— Что это? — спросил Владимир.
— Да это тетя Аня передала сжечь.
— Что это за бумага?
— Да у нее жил этот, немец-корреспондент. Он ушел в свою военную часть уже как две недели назад, обещал вернуться в тот же день, но так и не вернулся. Наверное, убили его уже, фрица поганого. А тетя Аня говорит: не хочу его добро дома хранить, сожгите, ради бога. Я и забрала эти письма.
— А если он вернется?
— Да там много этих писем, я взяла только одну связку. Этот немец то ли корреспондент, то ли немецкий почтальон был, я толком не поняла. Факт в том, что он всегда приходил, а сейчас его давно уже нет. Значит, сказала тетя Аня, он и не вернется больше. А то придут сюда в любое время партизаны и действующая советская армия, еще и расстреляют за сотрудничество с немцами. Надо сжечь.
Связка немецких писем рухнула рядом с русской печкой, пришла пора им сгореть. Мне было так интересно взглянуть на эти фронтовые послания, но как сделать это, не вызвав подозрения? Нет, не стану я даже пробовать, рисковать, раскрывая себя, — это самоубийство. Мне было очень страшно признаться русским, что я настоящий немец. Знание русского языка для меня оказалось, как нельзя кстати. Плюс я еще часами торчал в библиотеках для собственного саморазвития, прочитал большое количество русской классики, правда, на немецком языке, но всё же. Возможно, именно это меня и подвигло учить русский язык, а в итоге помогло избежать смерти. Правильно говорят преподаватели: нужно хорошо учиться, ведь никто не знает, как сложится ваша жизнь.

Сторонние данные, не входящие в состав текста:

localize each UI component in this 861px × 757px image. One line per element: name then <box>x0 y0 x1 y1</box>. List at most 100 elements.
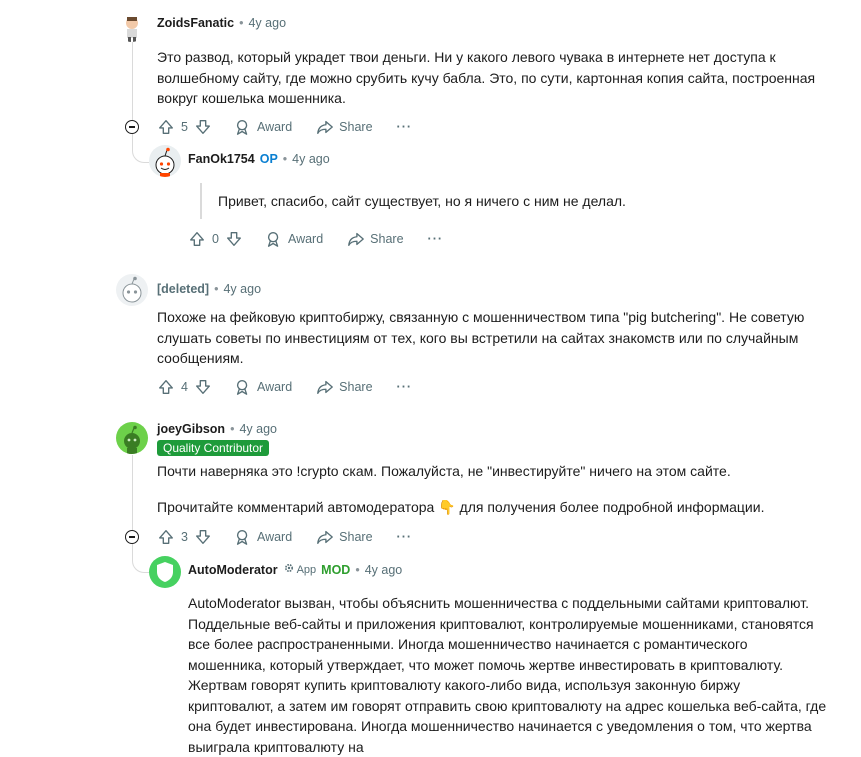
upvote-icon[interactable] <box>157 118 175 136</box>
share-button[interactable]: Share <box>316 118 373 136</box>
share-button[interactable]: Share <box>316 378 373 396</box>
timestamp[interactable]: 4y ago <box>239 422 277 436</box>
award-icon <box>234 378 252 396</box>
avatar <box>116 274 148 306</box>
comment-actions: 4 Award Share ··· <box>157 378 436 396</box>
comment-text-2: Прочитайте комментарий автомодератора 👇 … <box>157 497 837 518</box>
downvote-icon[interactable] <box>194 378 212 396</box>
downvote-icon[interactable] <box>225 230 243 248</box>
separator-dot: • <box>355 562 360 577</box>
separator-dot: • <box>239 16 244 30</box>
more-options-button[interactable]: ··· <box>428 232 444 246</box>
app-label: App <box>296 563 317 576</box>
share-button[interactable]: Share <box>316 528 373 546</box>
award-button[interactable]: Award <box>234 118 292 136</box>
comment-meta: ZoidsFanatic • 4y ago <box>157 16 286 30</box>
downvote-icon[interactable] <box>194 528 212 546</box>
more-options-button[interactable]: ··· <box>397 380 413 394</box>
blockquote-bar <box>200 183 202 219</box>
award-icon <box>234 528 252 546</box>
comment-text-segment: для получения более подробной информации… <box>459 499 765 515</box>
upvote-icon[interactable] <box>157 378 175 396</box>
avatar[interactable] <box>118 14 146 42</box>
award-icon <box>265 230 283 248</box>
vote-group: 5 <box>157 118 212 136</box>
comment-text: Почти наверняка это !crypto скам. Пожалу… <box>157 463 731 479</box>
thread-line-joey <box>132 455 133 530</box>
comment-meta: AutoModerator App MOD • 4y ago <box>188 562 402 577</box>
avatar[interactable] <box>116 422 148 454</box>
share-label: Share <box>339 120 373 134</box>
timestamp[interactable]: 4y ago <box>292 152 330 166</box>
upvote-icon[interactable] <box>157 528 175 546</box>
comment-meta: FanOk1754 OP • 4y ago <box>188 152 330 166</box>
separator-dot: • <box>214 282 219 296</box>
more-icon: ··· <box>396 380 413 394</box>
share-label: Share <box>370 232 404 246</box>
reply-connector <box>132 134 149 163</box>
award-button[interactable]: Award <box>234 378 292 396</box>
author-name[interactable]: ZoidsFanatic <box>157 16 234 30</box>
more-options-button[interactable]: ··· <box>397 530 413 544</box>
snoo-avatar-icon <box>155 147 175 177</box>
comment-actions: 5 Award Share ··· <box>157 118 436 136</box>
award-button[interactable]: Award <box>265 230 323 248</box>
share-icon <box>316 528 334 546</box>
comment-actions: 0 Award Share ··· <box>188 230 467 248</box>
vote-group: 0 <box>188 230 243 248</box>
more-icon: ··· <box>396 530 413 544</box>
author-name[interactable]: joeyGibson <box>157 422 225 436</box>
comment-text: Привет, спасибо, сайт существует, но я н… <box>218 193 626 209</box>
avatar[interactable] <box>149 556 181 588</box>
deleted-user-avatar-icon <box>122 276 142 303</box>
app-gear-icon <box>283 562 295 577</box>
award-label: Award <box>256 380 293 394</box>
author-name[interactable]: AutoModerator <box>188 563 278 577</box>
timestamp[interactable]: 4y ago <box>223 282 261 296</box>
collapse-thread-button[interactable] <box>125 120 139 134</box>
comment-meta: joeyGibson • 4y ago <box>157 422 277 436</box>
vote-group: 4 <box>157 378 212 396</box>
mod-badge: MOD <box>321 562 351 577</box>
thread-line-zoids <box>132 42 133 120</box>
downvote-icon[interactable] <box>194 118 212 136</box>
share-icon <box>316 118 334 136</box>
award-label: Award <box>287 232 324 246</box>
user-flair: Quality Contributor <box>157 440 270 456</box>
comment-text: Это развод, который украдет твои деньги.… <box>157 49 816 106</box>
comment-actions: 3 Award Share ··· <box>157 528 436 546</box>
timestamp[interactable]: 4y ago <box>248 16 286 30</box>
timestamp[interactable]: 4y ago <box>365 563 403 577</box>
op-badge: OP <box>259 152 278 166</box>
comment-text: AutoModerator вызван, чтобы объяснить мо… <box>188 595 827 755</box>
share-label: Share <box>339 380 373 394</box>
award-label: Award <box>256 530 293 544</box>
share-icon <box>347 230 365 248</box>
pointing-down-emoji: 👇 <box>438 499 456 515</box>
separator-dot: • <box>282 152 288 166</box>
upvote-icon[interactable] <box>188 230 206 248</box>
share-icon <box>316 378 334 396</box>
avatar[interactable] <box>149 145 181 177</box>
author-name[interactable]: FanOk1754 <box>188 152 255 166</box>
vote-count: 3 <box>181 530 188 544</box>
author-name: [deleted] <box>157 282 210 296</box>
share-button[interactable]: Share <box>347 230 404 248</box>
vote-group: 3 <box>157 528 212 546</box>
more-icon: ··· <box>396 120 413 134</box>
award-button[interactable]: Award <box>234 528 292 546</box>
more-options-button[interactable]: ··· <box>397 120 413 134</box>
app-badge: App <box>283 562 317 577</box>
comment-meta: [deleted] • 4y ago <box>157 282 261 296</box>
snoo-avatar-icon <box>124 425 140 454</box>
award-label: Award <box>256 120 293 134</box>
collapse-thread-button[interactable] <box>125 530 139 544</box>
shield-icon <box>157 562 173 582</box>
share-label: Share <box>339 530 373 544</box>
more-icon: ··· <box>427 232 444 246</box>
vote-count: 0 <box>212 232 219 246</box>
vote-count: 5 <box>181 120 188 134</box>
comment-text: Похоже на фейковую криптобиржу, связанну… <box>157 309 805 366</box>
comment-text-segment: Прочитайте комментарий автомодератора <box>157 499 435 515</box>
separator-dot: • <box>230 422 235 436</box>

Теперь, встретив русскую девушку, я вполне могу ей объяснить, что она мне нравится, на ее родном языке. Это для меня являлось сейчас самым главным, я старался, конечно же, меньше говорить, чтобы не вызвать лишних подозрений. Я ведь понимал, что меня может выдать акцент, как и неправильные формулировки.
— Катя! — обратился к ней дядя Вова. — Печка и так хорошо горит, оставь эту макулатуру на завтра! Вечером баню протопим твоими бумажками.
— Хорошо! — согласилась Катя, а сама пробежалась взглядом по комнате и остановилась на своем портрете. В глазах ее сверкнула искорка, а на лице появилась приятная теплая улыбка Девушка поставила связку бумаг за печку, как раз рядом с моей кроватью.
— Спасибо! — посмотрела на меня Катя. Взяв в руки портрет, она заглядывала будто бы внутрь живого экрана, пытаясь увидеть в нем свое отражение.
Я был очень рад, что мой талант позволил сделать девушке приятное. Но мозг всё равно автоматически переключился на эти чертовы немецкие письма, словно медом там намазано. Меня так и тянуло прочитать личную переписку немецких солдат, особенно после того, как Катя их оставила возле меня. Но что будет, если русские застанут меня за чтением почтовых немецких рукописей? Я перебрал множество вариантов предполагаемых ответов и пришел к выводу, что скажу, что до войны работал школьным учителем немецкого языка. Да, это будет правильно и не должно вызвать подозрений.
В доме стало теплее. Мы все находились в одной комнате, Владимир чинил за столом старую керосиновую лампу, на его столе стояло несколько свечей, тускло освещающих заднюю часть комнаты. На потолке я разглядел электрическую проводку, там же висела и лампочка. Скорее всего, электричества сегодня не было, либо свет не зажигали в целях маскировки.
Катя любовалась своим портретом. По выражению ее лица было заметно, что рисунком она была очень даже довольна. За вечер девушка несколько раз переставляла рисунок с места на место, подыскивая достойное место подарку. А дядя Володя подошел к печке и стал подкидывать дрова.
— Ах ты, черт! — ругнулся он. — Совсем забыл дров-то принести.
Глава 4
Мужчина накинул куртку и вышел за дровами. А русская печка пылала и щелкала, жила своей жизнью: то завоет, то с треском заговорит. В ней догорали первые за сегодняшний вечер дровишки, с улицы уже спешил дядя Вова с новой охапкой дров. Они рухнули на пол так, что все подпрыгнули, а немецкая почта от такой волны свалилась на бок. Веревка порвалась, и письма рассыпались в стороны.
Я в тот момент снова разминал перед сном ноги, и несколько писем оказались прямо передо мной. «Бери!» — словно шептали они мне. А я так и сделал, поднял разом несколько писем, складывая их в небольшую стопку. Часть вернул в общую кучу и несколько штук оставил у себя, крепко сжимая в руке. Катя вместе со мной бросилась собирать остальные. Здесь я не выдержал и стал читать одно письмо вслух по-немецки...
— Ты знаешь немецкий? — поинтересовалась Катя, а дядя Вова при этом вопросительно смотрел на меня.